Around the 240s, there was a power struggle between two of Sun Quan's sons over the succession to their father's throne. On one hand, Sun Quan had already designated his third son Sun He as the crown prince in 242 to replace Sun Deng, who died the year before. On the other hand, he also favoured his fourth son Sun Ba, the Prince of Lu, and treated him exceptionally well. Sun Ba, knowing that their father favoured him, started fighting with his brother over the position of crown prince. Sun Quan's subjects also split into two factions – each supporting either of the two princes. (Note: See Sun He#Succession struggle against Sun Ba and deposal for details.)
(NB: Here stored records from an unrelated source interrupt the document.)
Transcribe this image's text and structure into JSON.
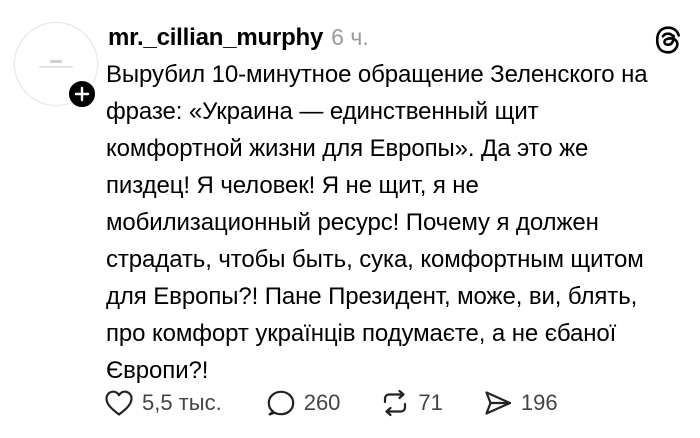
{
  "post": {
    "username": "mr._cillian_murphy",
    "time": "6 ч.",
    "text": "Вырубил 10-минутное обращение Зеленского на\nфразе: «Украина — единственный щит\nкомфортной жизни для Европы». Да это же\nпиздец! Я человек! Я не щит, я не\nмобилизационный ресурс! Почему я должен\nстрадать, чтобы быть, сука, комфортным щитом\nдля Европы?! Пане Президент, може, ви, блять,\nпро комфорт українців подумаєте, а не єбаної\nЄвропи?!"
  },
  "actions": {
    "likes": "5,5 тыс.",
    "replies": "260",
    "reposts": "71",
    "shares": "196"
  },
  "icons": {
    "avatar": "profile-avatar",
    "follow": "plus-icon",
    "brand": "threads-logo-icon",
    "like": "heart-icon",
    "reply": "speech-bubble-icon",
    "repost": "repost-icon",
    "share": "send-icon"
  }
}
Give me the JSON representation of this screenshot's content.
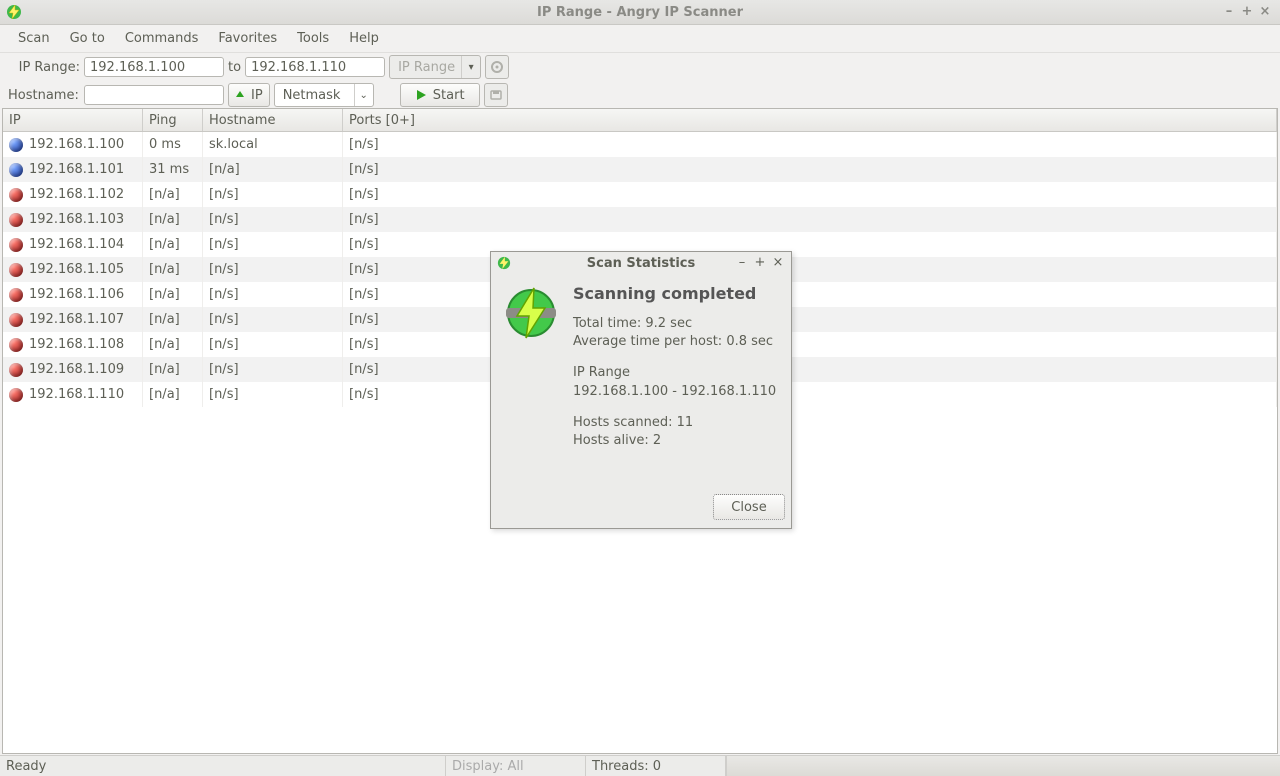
{
  "window": {
    "title": "IP Range - Angry IP Scanner",
    "minimize": "–",
    "maximize": "+",
    "close": "×"
  },
  "menu": [
    "Scan",
    "Go to",
    "Commands",
    "Favorites",
    "Tools",
    "Help"
  ],
  "toolbar1": {
    "range_label": "IP Range:",
    "from": "192.168.1.100",
    "to_label": "to",
    "to": "192.168.1.110",
    "range_btn": "IP Range",
    "prefs_tip": "prefs"
  },
  "toolbar2": {
    "hostname_label": "Hostname:",
    "hostname": "",
    "ip_btn": "IP",
    "netmask": "Netmask",
    "start": "Start"
  },
  "columns": {
    "ip": "IP",
    "ping": "Ping",
    "hostname": "Hostname",
    "ports": "Ports [0+]"
  },
  "rows": [
    {
      "status": "blue",
      "ip": "192.168.1.100",
      "ping": "0 ms",
      "hostname": "sk.local",
      "ports": "[n/s]"
    },
    {
      "status": "blue",
      "ip": "192.168.1.101",
      "ping": "31 ms",
      "hostname": "[n/a]",
      "ports": "[n/s]"
    },
    {
      "status": "red",
      "ip": "192.168.1.102",
      "ping": "[n/a]",
      "hostname": "[n/s]",
      "ports": "[n/s]"
    },
    {
      "status": "red",
      "ip": "192.168.1.103",
      "ping": "[n/a]",
      "hostname": "[n/s]",
      "ports": "[n/s]"
    },
    {
      "status": "red",
      "ip": "192.168.1.104",
      "ping": "[n/a]",
      "hostname": "[n/s]",
      "ports": "[n/s]"
    },
    {
      "status": "red",
      "ip": "192.168.1.105",
      "ping": "[n/a]",
      "hostname": "[n/s]",
      "ports": "[n/s]"
    },
    {
      "status": "red",
      "ip": "192.168.1.106",
      "ping": "[n/a]",
      "hostname": "[n/s]",
      "ports": "[n/s]"
    },
    {
      "status": "red",
      "ip": "192.168.1.107",
      "ping": "[n/a]",
      "hostname": "[n/s]",
      "ports": "[n/s]"
    },
    {
      "status": "red",
      "ip": "192.168.1.108",
      "ping": "[n/a]",
      "hostname": "[n/s]",
      "ports": "[n/s]"
    },
    {
      "status": "red",
      "ip": "192.168.1.109",
      "ping": "[n/a]",
      "hostname": "[n/s]",
      "ports": "[n/s]"
    },
    {
      "status": "red",
      "ip": "192.168.1.110",
      "ping": "[n/a]",
      "hostname": "[n/s]",
      "ports": "[n/s]"
    }
  ],
  "status": {
    "ready": "Ready",
    "display": "Display: All",
    "threads": "Threads: 0"
  },
  "dialog": {
    "title": "Scan Statistics",
    "heading": "Scanning completed",
    "total_time": "Total time: 9.2 sec",
    "avg_time": "Average time per host: 0.8 sec",
    "range_label": "IP Range",
    "range": "192.168.1.100 - 192.168.1.110",
    "scanned": "Hosts scanned: 11",
    "alive": "Hosts alive: 2",
    "close": "Close",
    "minimize": "–",
    "maximize": "+",
    "x": "×"
  }
}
Gu Tan believed that Sun He was the rightful heir apparent so he wrote a memorial to Sun Quan to urge him to follow Confucian rules of propriety in the way he treated his sons. He argued that Sun He, as the crown prince, was of a higher status and should therefore receive greater honours and privileges as compared to Sun Ba. He also quoted historical examples to make his case that rulers should make a clear distinction between their heir apparent and other sons.

Sun Ba bore a grudge against Gu Tan after learning that he wrote this memorial.
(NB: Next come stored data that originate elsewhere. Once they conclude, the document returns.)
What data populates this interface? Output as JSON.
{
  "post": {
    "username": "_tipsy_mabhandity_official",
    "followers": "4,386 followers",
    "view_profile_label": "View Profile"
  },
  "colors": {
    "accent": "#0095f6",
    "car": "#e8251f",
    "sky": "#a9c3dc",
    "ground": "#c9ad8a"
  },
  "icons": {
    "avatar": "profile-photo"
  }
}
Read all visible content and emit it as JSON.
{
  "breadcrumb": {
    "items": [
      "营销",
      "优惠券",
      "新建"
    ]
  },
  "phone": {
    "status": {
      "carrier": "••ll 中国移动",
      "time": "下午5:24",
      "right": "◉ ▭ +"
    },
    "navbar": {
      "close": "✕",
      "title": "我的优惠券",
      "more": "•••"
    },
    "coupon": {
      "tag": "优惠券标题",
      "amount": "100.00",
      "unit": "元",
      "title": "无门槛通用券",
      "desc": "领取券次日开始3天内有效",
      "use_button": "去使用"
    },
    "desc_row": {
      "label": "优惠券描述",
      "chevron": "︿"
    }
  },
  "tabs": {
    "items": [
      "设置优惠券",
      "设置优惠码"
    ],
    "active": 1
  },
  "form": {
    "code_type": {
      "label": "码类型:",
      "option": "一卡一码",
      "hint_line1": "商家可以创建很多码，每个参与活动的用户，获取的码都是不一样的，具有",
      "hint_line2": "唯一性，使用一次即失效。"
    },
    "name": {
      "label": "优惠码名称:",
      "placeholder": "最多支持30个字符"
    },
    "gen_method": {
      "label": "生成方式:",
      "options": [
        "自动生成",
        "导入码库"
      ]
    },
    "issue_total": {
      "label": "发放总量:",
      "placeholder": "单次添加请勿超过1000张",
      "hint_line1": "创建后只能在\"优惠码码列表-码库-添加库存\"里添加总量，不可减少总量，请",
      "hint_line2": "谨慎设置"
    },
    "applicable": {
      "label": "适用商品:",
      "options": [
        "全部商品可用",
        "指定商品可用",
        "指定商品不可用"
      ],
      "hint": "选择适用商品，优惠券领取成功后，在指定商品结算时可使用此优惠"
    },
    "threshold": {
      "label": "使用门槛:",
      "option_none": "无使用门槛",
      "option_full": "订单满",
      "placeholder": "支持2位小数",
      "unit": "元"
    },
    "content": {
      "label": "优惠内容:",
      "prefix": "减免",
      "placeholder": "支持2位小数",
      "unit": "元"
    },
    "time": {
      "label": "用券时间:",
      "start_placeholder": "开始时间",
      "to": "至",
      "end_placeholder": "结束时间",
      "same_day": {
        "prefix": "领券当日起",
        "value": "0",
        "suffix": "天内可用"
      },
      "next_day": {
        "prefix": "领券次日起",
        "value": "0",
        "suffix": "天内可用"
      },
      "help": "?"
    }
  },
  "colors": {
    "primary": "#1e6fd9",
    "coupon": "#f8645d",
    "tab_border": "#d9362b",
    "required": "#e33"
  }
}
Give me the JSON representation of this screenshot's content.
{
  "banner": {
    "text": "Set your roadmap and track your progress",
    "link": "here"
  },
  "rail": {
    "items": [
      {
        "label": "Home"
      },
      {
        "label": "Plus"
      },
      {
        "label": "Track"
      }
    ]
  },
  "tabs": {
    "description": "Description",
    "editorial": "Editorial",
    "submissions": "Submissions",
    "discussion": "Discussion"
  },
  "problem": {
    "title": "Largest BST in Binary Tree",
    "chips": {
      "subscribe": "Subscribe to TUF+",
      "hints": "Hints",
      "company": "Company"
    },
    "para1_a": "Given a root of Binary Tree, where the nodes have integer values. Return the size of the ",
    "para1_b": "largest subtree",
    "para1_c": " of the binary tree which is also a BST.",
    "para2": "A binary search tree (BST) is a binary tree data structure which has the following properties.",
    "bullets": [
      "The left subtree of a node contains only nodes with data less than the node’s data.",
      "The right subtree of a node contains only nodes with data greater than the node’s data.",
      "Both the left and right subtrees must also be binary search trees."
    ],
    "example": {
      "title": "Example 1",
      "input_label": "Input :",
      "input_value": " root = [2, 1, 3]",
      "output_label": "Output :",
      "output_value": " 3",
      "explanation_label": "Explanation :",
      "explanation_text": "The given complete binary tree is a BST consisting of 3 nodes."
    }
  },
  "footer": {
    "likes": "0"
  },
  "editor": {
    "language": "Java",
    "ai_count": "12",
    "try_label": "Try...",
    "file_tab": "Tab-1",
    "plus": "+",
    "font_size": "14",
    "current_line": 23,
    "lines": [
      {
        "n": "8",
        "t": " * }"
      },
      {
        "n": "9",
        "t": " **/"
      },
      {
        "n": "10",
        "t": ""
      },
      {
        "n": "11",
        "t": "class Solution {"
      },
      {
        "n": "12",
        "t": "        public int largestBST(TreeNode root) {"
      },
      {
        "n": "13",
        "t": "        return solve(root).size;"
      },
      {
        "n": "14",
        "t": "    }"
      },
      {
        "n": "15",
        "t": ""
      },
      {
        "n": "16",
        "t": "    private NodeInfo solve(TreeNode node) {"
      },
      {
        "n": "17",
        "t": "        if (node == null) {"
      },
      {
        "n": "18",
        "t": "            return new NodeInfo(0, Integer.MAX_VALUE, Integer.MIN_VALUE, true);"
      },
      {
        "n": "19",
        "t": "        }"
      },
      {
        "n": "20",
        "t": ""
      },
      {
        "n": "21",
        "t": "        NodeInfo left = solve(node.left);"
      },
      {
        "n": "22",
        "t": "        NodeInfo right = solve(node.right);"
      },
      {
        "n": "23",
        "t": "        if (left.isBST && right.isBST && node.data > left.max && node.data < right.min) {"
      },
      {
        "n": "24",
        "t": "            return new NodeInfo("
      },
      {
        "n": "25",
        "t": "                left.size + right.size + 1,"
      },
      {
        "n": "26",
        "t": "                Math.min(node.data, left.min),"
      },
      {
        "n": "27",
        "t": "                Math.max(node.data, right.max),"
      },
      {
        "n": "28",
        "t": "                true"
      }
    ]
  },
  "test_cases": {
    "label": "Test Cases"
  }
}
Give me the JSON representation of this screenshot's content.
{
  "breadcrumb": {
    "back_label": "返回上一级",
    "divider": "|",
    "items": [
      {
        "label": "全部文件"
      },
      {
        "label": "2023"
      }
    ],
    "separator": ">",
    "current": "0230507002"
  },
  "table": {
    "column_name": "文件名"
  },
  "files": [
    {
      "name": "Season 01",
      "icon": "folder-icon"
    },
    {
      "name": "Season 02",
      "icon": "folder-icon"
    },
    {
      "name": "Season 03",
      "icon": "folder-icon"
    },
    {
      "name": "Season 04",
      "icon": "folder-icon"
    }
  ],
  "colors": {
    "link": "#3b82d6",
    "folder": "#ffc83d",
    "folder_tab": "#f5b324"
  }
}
==Conflict with the Quans==
Around the time, Quan Ji (全寄), the second son of the general Quan Cong, was a close aide of Sun Ba. Gu Tan did not get along well with Quan Ji because of the latter's behaviour, which he deemed immoral.

Earlier in the summer of 241, Quan Cong had led Wu forces into battle at Quebei (芍陂; south of present-day Shou County, Anhui) against Wei forces led by Wang Ling. The battle did not go well for the Wu side initially, and they lost five units to the Wei forces. Gu Tan's friend Zhang Xiu and brother Gu Cheng, who were serving in the Wu army at the time, led their units to resist the Wei forces and managed to halt their advance. Quan Cong's eldest son Quan Xu (全緒) and relative Quan Duan (全端), who were also serving in the Wu army, led their troops to attack the Wei forces after they stopped advancing, and succeeded in driving them back.

After the battle, when Sun Quan was giving rewards to his officers, he deemed Zhang Xiu and Gu Cheng's contributions greater than those of Quan Xu and Quan Duan because he believed that it was more difficult to halt the enemy advance than to drive back the enemy. As a result, he promoted Zhang Xiu and Gu Cheng to the rank of General, while Quan Xu and Quan Duan were respectively promoted to Lieutenant-General and Major-General only. Due to this incident, the Quans bore a grudge against Gu Cheng and Zhang Xiu and, by extension, against Gu Tan as well.

==Exile and death==
The Quans later found an opportunity to report Zhang Xiu, Gu Cheng and Gu Tan for committing serious offences. They claimed that Zhang Xiu and Gu Cheng had secretly collaborated with Chen Xun (陳恂), a staff officer in the Wu army during the Battle of Quebei, to make false submissions about their contributions during the battle. As a result, Zhang Xiu and Gu Cheng were arrested and thrown into prison, while Gu Tan was implicated in the case because of his relationship with them. Sun Quan was reluctant to find them guilty so he thought of a plan to appease the Quans without convicting Gu Tan, Gu Cheng and Zhang Xiu.

During an imperial court session, Sun Quan ordered Gu Tan to publicly apologise for the mistake. He expected Gu Tan to do so, after which he could then pardon and release the three of them. However, Gu Tan refused to apologise and he told Sun Quan: "Your Majesty, how can you let baseless accusations have their way?" Later on, an official accused Gu Tan of showing great disrespect towards the emperor when he protested his innocence, and argued that Gu Tan should be punished by execution. Sun Quan took into consideration that Gu Tan's grandfather Gu Yong had rendered meritorious service in the past, and decided to reduce Gu Tan's punishment from execution to exile.

Gu Tan, along with his brother Gu Cheng and Zhang Xiu, were exiled to the remote Jiao Province in the south. When he was in exile, Gu Tan wrote a 20-chapter book, Xin Yan (新言; New Arguments), to express his frustration and lament at his own plight. After spending two years in exile, he died at the age of 41 in Jiaozhi.